Figure 5 - New Knowledge Exchanges
Why did the HR VP look for possible connections in the emergent organization? Why didn't she just assign various employees to these boundary-spanning roles? She knew how emergent communities work - trying to formalize the informal, or trying to steer an emergent process, just leads to resistance and then disappointment. Knowledge-based organizations, through the people in them, attempt to adapt to their environments. Exerting too much control over this process hinders effective outcomes. Building emergent communities and informal networks is a lot like gardening. The manager/gardener must provide resources and remove obstacles/weeds so that the employees/plants can follow goals/sunlight to self-organize and grow. Trying to exert too much control over this emergent process will usually result in a poor harvest.
Once the people networks are understood, the right technology can be implemented to support these evolving entities. Computer technology needs to be as flexible as the adaptive, self-organizing human networks it supports. To meet this demand for adaptive technology many organizations are utilizing the flexible technology and protocols of the Internet inside the organization.
Tools to manage computer networks have been in existence for a few years and are becoming more sophisticated. Tools for human networks are just starting to emerge into general business use. ONA tools such as InFlow (used in this article) are aimed at HR experts and management consultants. ONA software has been utilized by early adopter firms since the late 1980s and is now gaining interest in many industries.
Network Models: Tools for the Connected Economy
Today's fast and fluid business environment requires HR mangers and consultants to understand the constantly changing economic webs within and between organizations. Static, hierarchical structures are no longer sufficient to function in the connected economy. Adaptation and Learning are joining Control and Planning in the executive suite of today's innovative corporations.
ONA has been used in many progressive firms including Rubbermaid, TRW, IBM, and Lucent Technologies. These firms have applied ONA to improving knowledge exchange, workforce diversity analysis, post-merger integration, process improvement, and organizational redesign. Consulting firms such as Ernst & Young LLP and the IBM Consulting Group have, between them, utilized this technology with hundreds of clients to support various projects such as product development, computer system implementation, organizational design, business transformation, retention analysis, business process reengineering, knowledge management, strategic planning and other organization effectiveness efforts.
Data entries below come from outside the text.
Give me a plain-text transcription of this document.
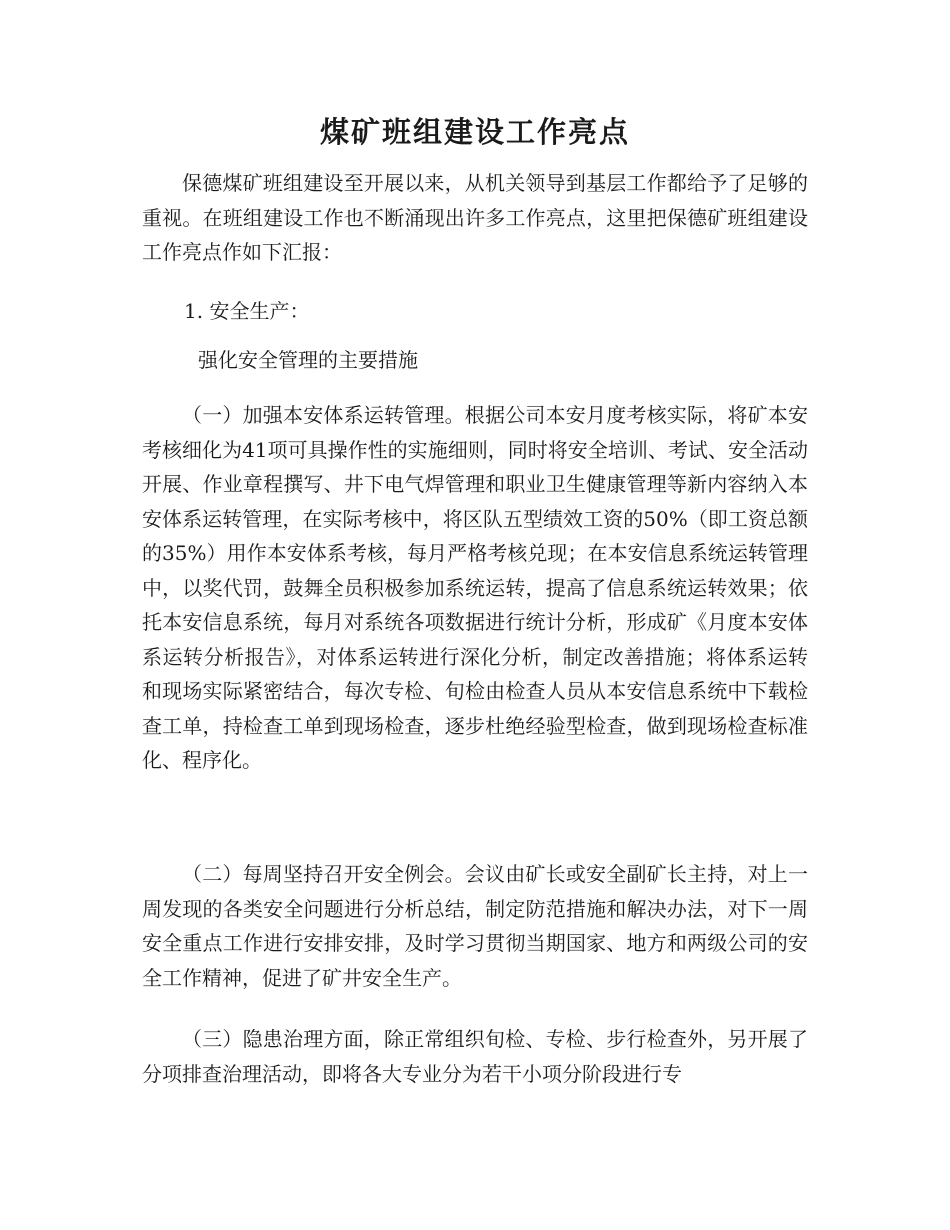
煤矿班组建设工作亮点

保德煤矿班组建设至开展以来，从机关领导到基层工作都给予了足够的重视。在班组建设工作也不断涌现出许多工作亮点，这里把保德矿班组建设工作亮点作如下汇报：

1. 安全生产：

强化安全管理的主要措施

（一）加强本安体系运转管理。根据公司本安月度考核实际，将矿本安考核细化为41项可具操作性的实施细则，同时将安全培训、考试、安全活动开展、作业章程撰写、井下电气焊管理和职业卫生健康管理等新内容纳入本安体系运转管理，在实际考核中，将区队五型绩效工资的50%（即工资总额的35%）用作本安体系考核，每月严格考核兑现；在本安信息系统运转管理中，以奖代罚，鼓舞全员积极参加系统运转，提高了信息系统运转效果；依托本安信息系统，每月对系统各项数据进行统计分析，形成矿《月度本安体系运转分析报告》，对体系运转进行深化分析，制定改善措施；将体系运转和现场实际紧密结合，每次专检、旬检由检查人员从本安信息系统中下载检查工单，持检查工单到现场检查，逐步杜绝经验型检查，做到现场检查标准化、程序化。

（二）每周坚持召开安全例会。会议由矿长或安全副矿长主持，对上一周发现的各类安全问题进行分析总结，制定防范措施和解决办法，对下一周安全重点工作进行安排安排，及时学习贯彻当期国家、地方和两级公司的安全工作精神，促进了矿井安全生产。

（三）隐患治理方面，除正常组织旬检、专检、步行检查外，另开展了分项排查治理活动，即将各大专业分为若干小项分阶段进行专
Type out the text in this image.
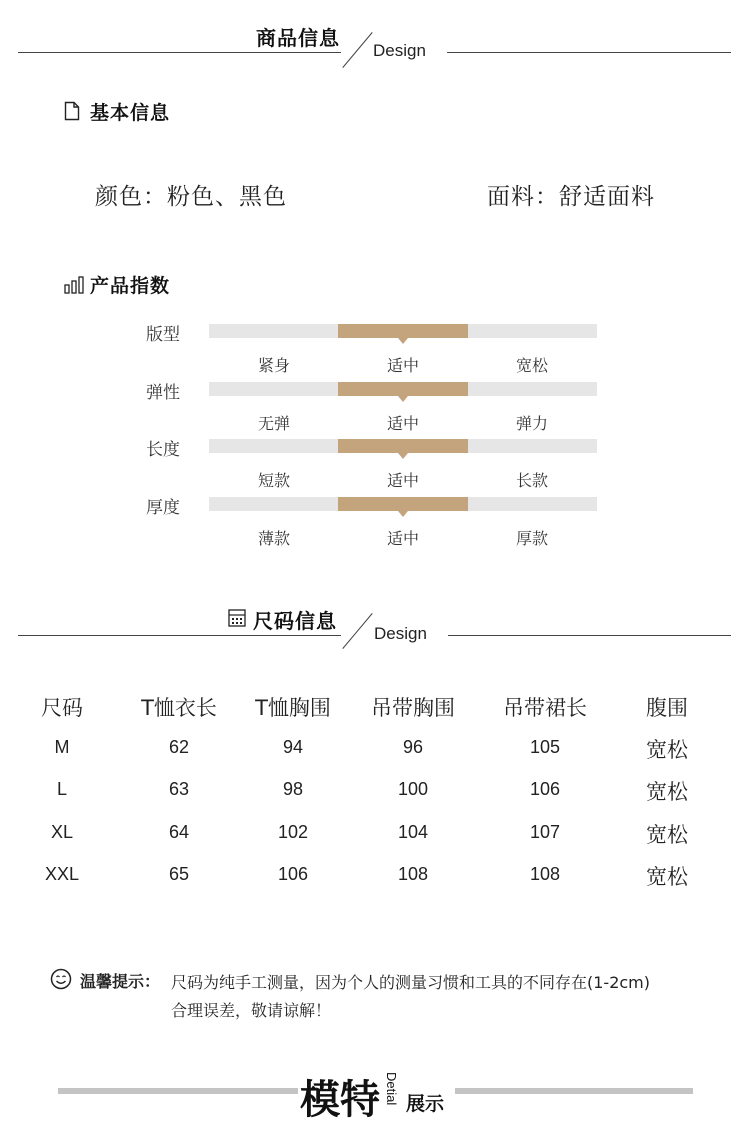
商品信息
Design
基本信息
颜色：粉色、黑色	面料：舒适面料
产品指数
版型
紧身	适中	宽松
弹性
无弹	适中	弹力
长度
短款	适中	长款
厚度
薄款	适中	厚款
尺码信息
Design
尺码	T恤衣长	T恤胸围	吊带胸围	吊带裙长	腹围
M	62	94	96	105	宽松
L	63	98	100	106	宽松
XL	64	102	104	107	宽松
XXL	65	106	108	108	宽松
温馨提示： 尺码为纯手工测量，因为个人的测量习惯和工具的不同存在(1-2cm)
合理误差，敬请谅解！
模特 Detial 展示
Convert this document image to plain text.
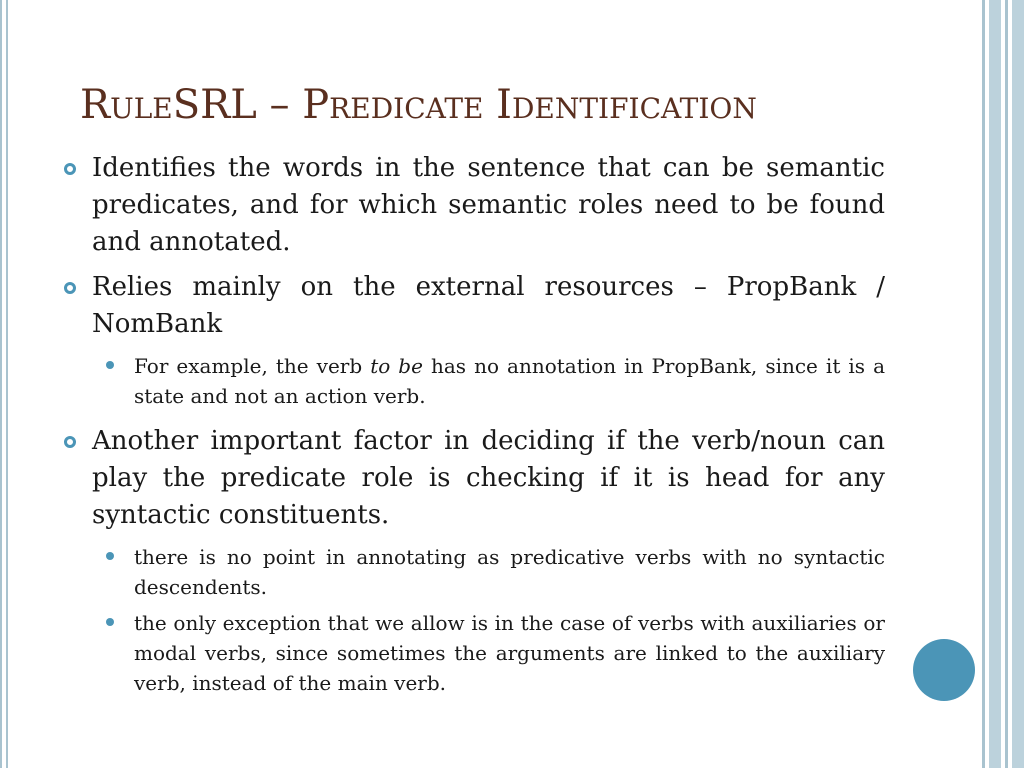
RuleSRL – Predicate Identification
Identifies the words in the sentence that can be semantic predicates, and for which semantic roles need to be found and annotated.
Relies mainly on the external resources – PropBank / NomBank
For example, the verb to be has no annotation in PropBank, since it is a state and not an action verb.
Another important factor in deciding if the verb/noun can play the predicate role is checking if it is head for any syntactic constituents.
there is no point in annotating as predicative verbs with no syntactic descendents.
the only exception that we allow is in the case of verbs with auxiliaries or modal verbs, since sometimes the arguments are linked to the auxiliary verb, instead of the main verb.
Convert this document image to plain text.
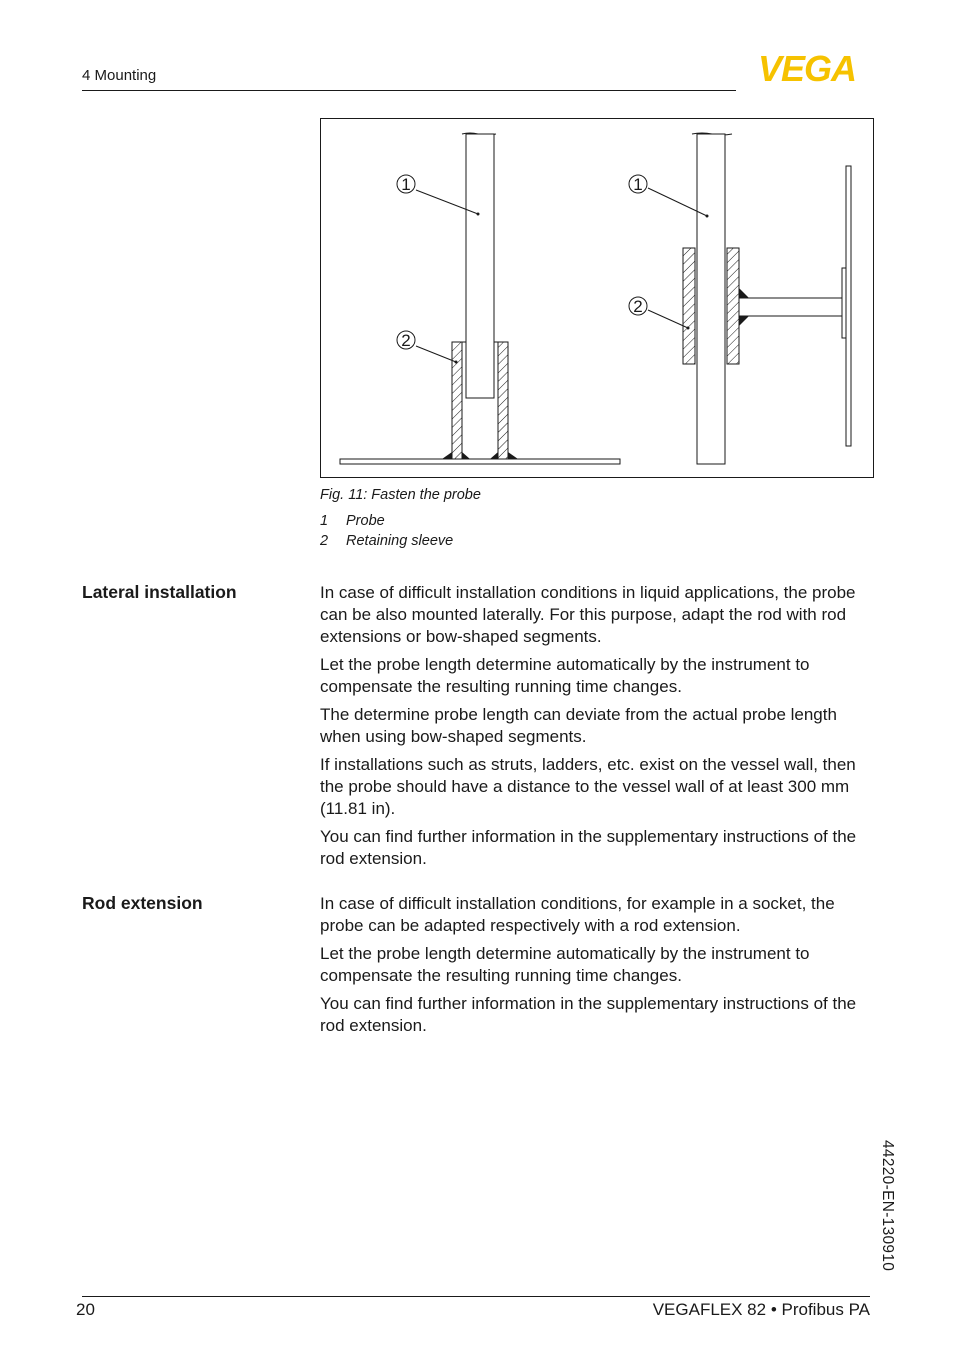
4 Mounting	VEGA
1
2
1
2
Fig. 11: Fasten the probe
1 Probe
2 Retaining sleeve
Lateral installation	In case of difficult installation conditions in liquid applications, the probe can be also mounted laterally. For this purpose, adapt the rod with rod extensions or bow-shaped segments.

Let the probe length determine automatically by the instrument to compensate the resulting running time changes.

The determine probe length can deviate from the actual probe length when using bow-shaped segments.

If installations such as struts, ladders, etc. exist on the vessel wall, then the probe should have a distance to the vessel wall of at least 300 mm (11.81 in).

You can find further information in the supplementary instructions of the rod extension.

Rod extension	In case of difficult installation conditions, for example in a socket, the probe can be adapted respectively with a rod extension.

Let the probe length determine automatically by the instrument to compensate the resulting running time changes.

You can find further information in the supplementary instructions of the rod extension.

44220-EN-130910
20	VEGAFLEX 82 • Profibus PA
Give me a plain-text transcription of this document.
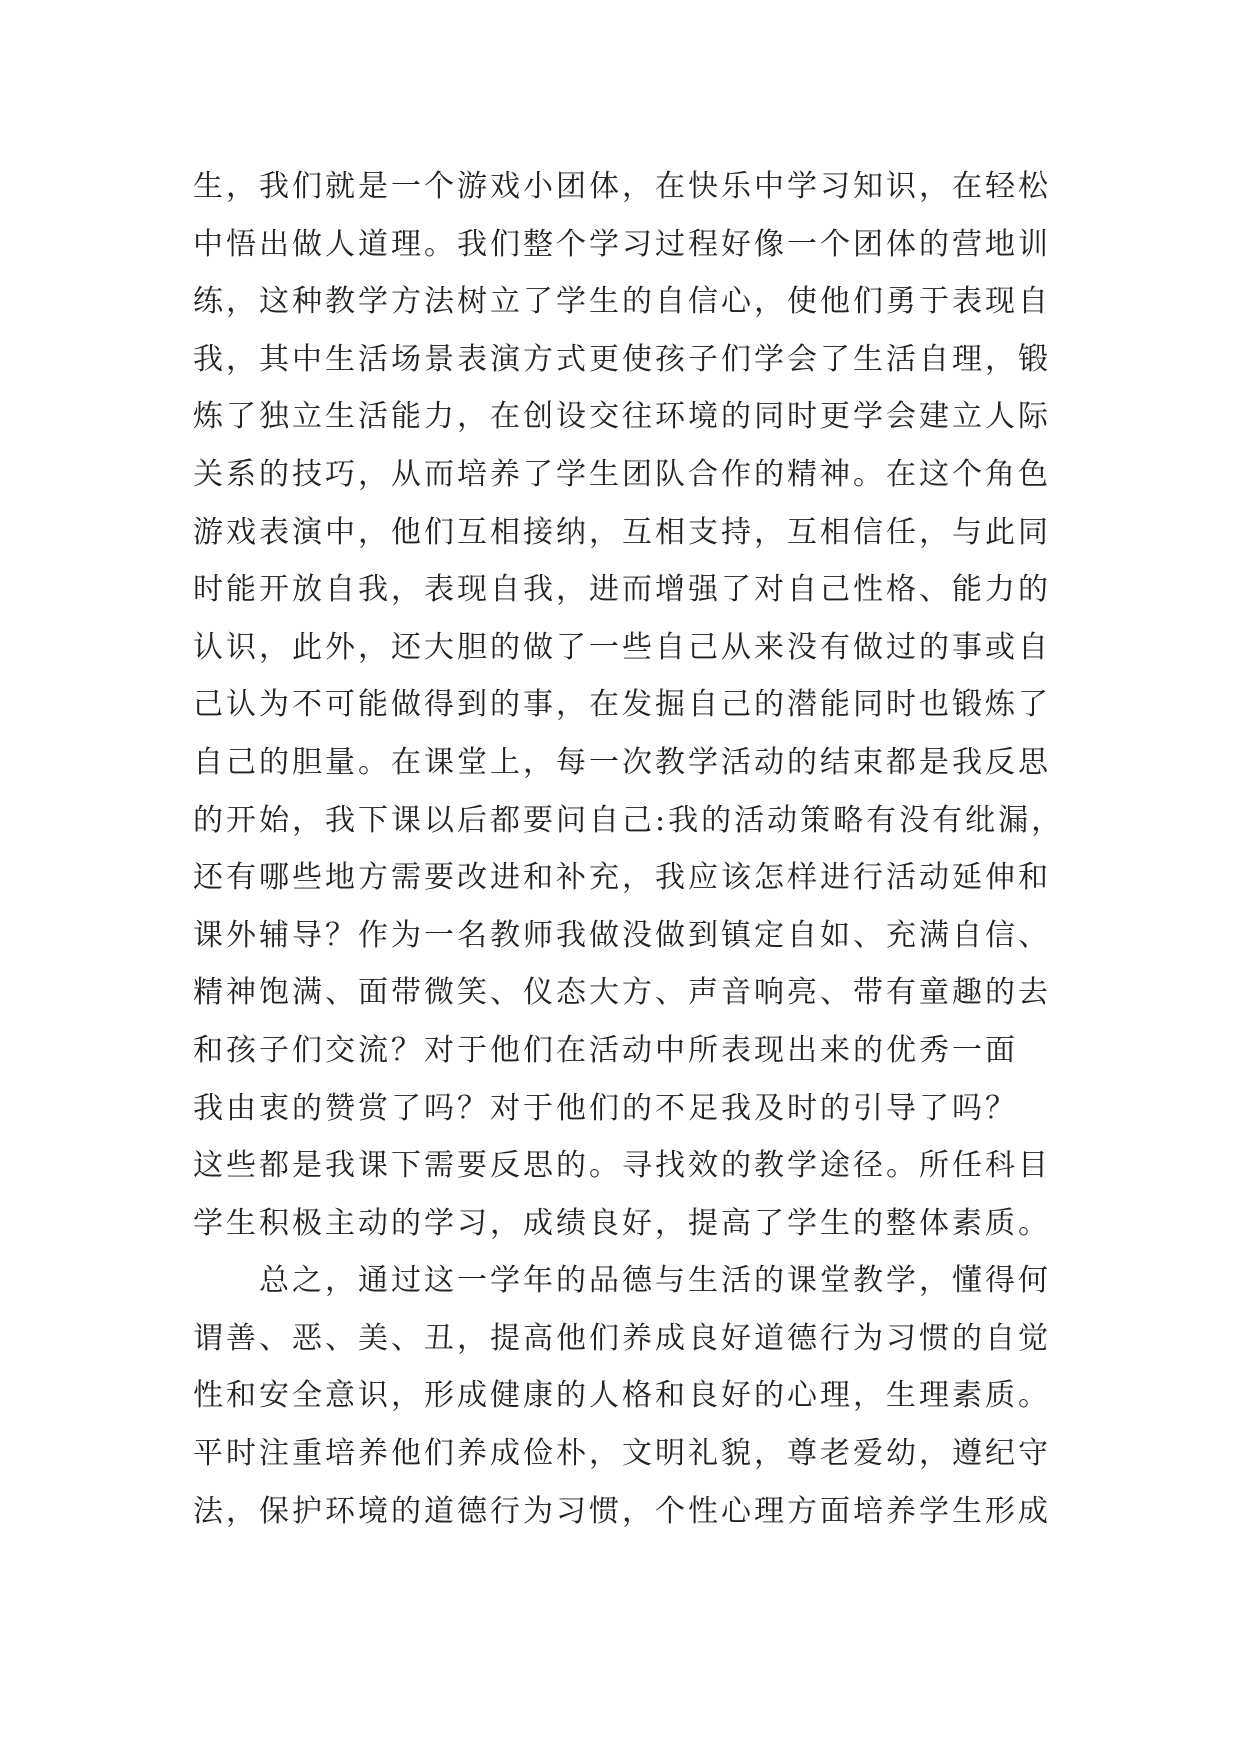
生，我们就是一个游戏小团体，在快乐中学习知识，在轻松
中悟出做人道理。我们整个学习过程好像一个团体的营地训
练，这种教学方法树立了学生的自信心，使他们勇于表现自
我，其中生活场景表演方式更使孩子们学会了生活自理，锻
炼了独立生活能力，在创设交往环境的同时更学会建立人际
关系的技巧，从而培养了学生团队合作的精神。在这个角色
游戏表演中，他们互相接纳，互相支持，互相信任，与此同
时能开放自我，表现自我，进而增强了对自己性格、能力的
认识，此外，还大胆的做了一些自己从来没有做过的事或自
己认为不可能做得到的事，在发掘自己的潜能同时也锻炼了
自己的胆量。在课堂上，每一次教学活动的结束都是我反思
的开始，我下课以后都要问自己:我的活动策略有没有纰漏，
还有哪些地方需要改进和补充，我应该怎样进行活动延伸和
课外辅导？作为一名教师我做没做到镇定自如、充满自信、
精神饱满、面带微笑、仪态大方、声音响亮、带有童趣的去
和孩子们交流？对于他们在活动中所表现出来的优秀一面
我由衷的赞赏了吗？对于他们的不足我及时的引导了吗？
这些都是我课下需要反思的。寻找效的教学途径。所任科目
学生积极主动的学习，成绩良好，提高了学生的整体素质。
总之，通过这一学年的品德与生活的课堂教学，懂得何
谓善、恶、美、丑，提高他们养成良好道德行为习惯的自觉
性和安全意识，形成健康的人格和良好的心理，生理素质。
平时注重培养他们养成俭朴，文明礼貌，尊老爱幼，遵纪守
法，保护环境的道德行为习惯，个性心理方面培养学生形成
ONA has also been applied to understanding the emergent dynamics in the network of alliances between firms in the Internet industry.
A network view of the world is necessary to adapt to the chaos and complexity of continuous change. In the past, HR departments focused on the nodes [employees] in the network which were often modeled as boxes on a hierarchical chart. In times of reorganization the boxes and their formal connections where moved around by management prescription.
In today's fluid economy, HR must also focus on the ties (flows, relationships) in the network, and their ever-changing patterns. Many adaptations to the rapidly changing environment today are soft reorganizations - knowledge exchanges and information flows are created/strengthened/weakened, but the formal hierarchy remains in place. This allows for more frequent and rapid adaptation. Obviously technology must be adaptable with these frequent soft reorganizations. Network models of how organizations get things done are as necessary in the new economy as organizational charts where in the industrial era.